The color you perceive is a weighted average of the intensities of different wavelengths of light that hit your eye. Ultra-violet and infra-red have a weight of zero (invisible). Most colors not at the edge of visible spectrum have weights that are roughly the same order of magnitude.

Hot bodies emit various wavelengths, but the distribution of intensities is roughly a bell curve. If you sum up all these intensities, but weight them by the aforementioned weights in the previous paragraph, you would calculate what color would be perceived when looking at that object.

Barely glowing hot objects emit a ton of infra-red (with perceptual weight zero) and a bit in the visual spectrum, on the red end of it (with a non-zero weight). So we perceive a red glow.

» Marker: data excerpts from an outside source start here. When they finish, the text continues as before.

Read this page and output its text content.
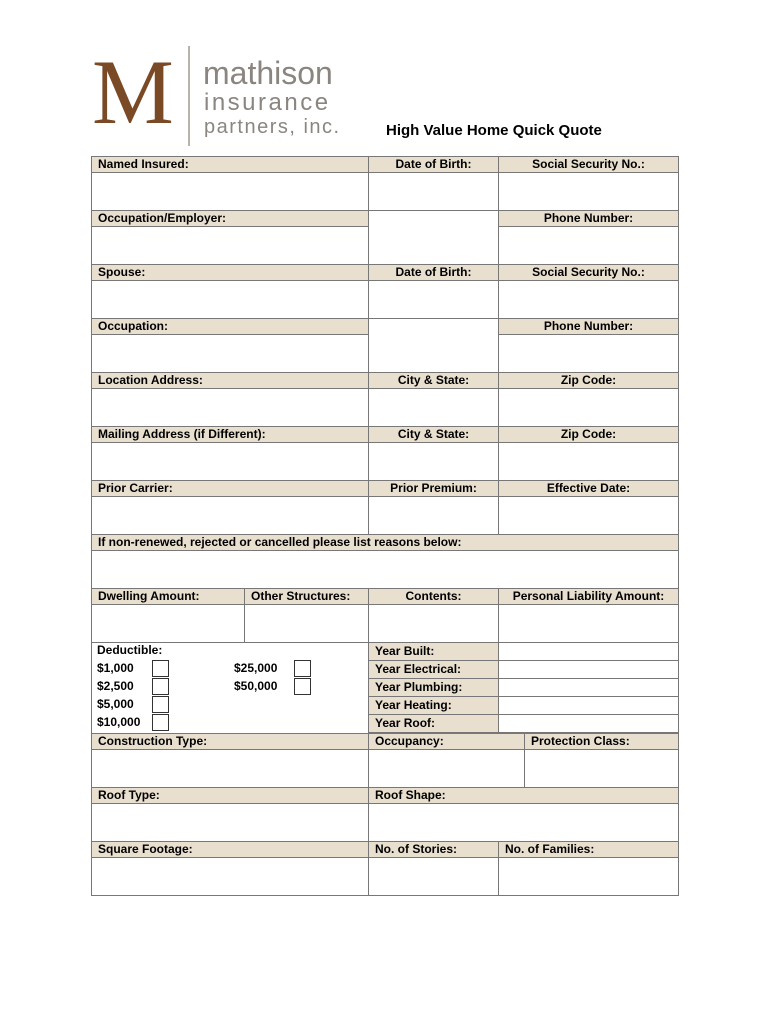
M mathison
insurance
partners, inc.	High Value Home Quick Quote
Named Insured:	Date of Birth:	Social Security No.:
Occupation/Employer:	Phone Number:
Spouse:	Date of Birth:	Social Security No.:
Occupation:	Phone Number:
Location Address:	City & State:	Zip Code:
Mailing Address (if Different):	City & State:	Zip Code:
Prior Carrier:	Prior Premium:	Effective Date:
If non-renewed, rejected or cancelled please list reasons below:
Dwelling Amount:	Other Structures:	Contents:	Personal Liability Amount:
Deductible:
$1,000
$2,500
$5,000
$10,000
$25,000
$50,000
Year Built:
Year Electrical:
Year Plumbing:
Year Heating:
Year Roof:
Construction Type:	Occupancy:	Protection Class:
Roof Type:	Roof Shape:
Square Footage:	No. of Stories:	No. of Families:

Extremely ludicrously hot objects emit a ton of ultra-violet, X-ray and gamma rays (all with zero weight for visual perception), but also a bit on the blue end of the visible spectrum (with a non-zero weight for perception). So they look blue. Well, they would have looked blue, if the invisible bombardment of gamma rays did not immediately evaporate you.

A hot object emits light over a wide range of frequencies.

At the low end of those frequencies, the intensity at each fequency is roughly proportional to the object's temperature multiplied by the frequency squared.

Once an object is hot enough, all of visible light is in the low end of the frequency range. Which means the ratios between all visible frequencies are based on frequency squared and nothing else.

That gives us a specific spectrum, where blue is about twice as intense as red. That spectrum has a specific color, the same color as #94B1FF.

(Note that other RGB values also represent the same color at different brightnesses. That's fine, because we're not worried about brightness in this math. Brightness scales linearly with the temperature of the object.)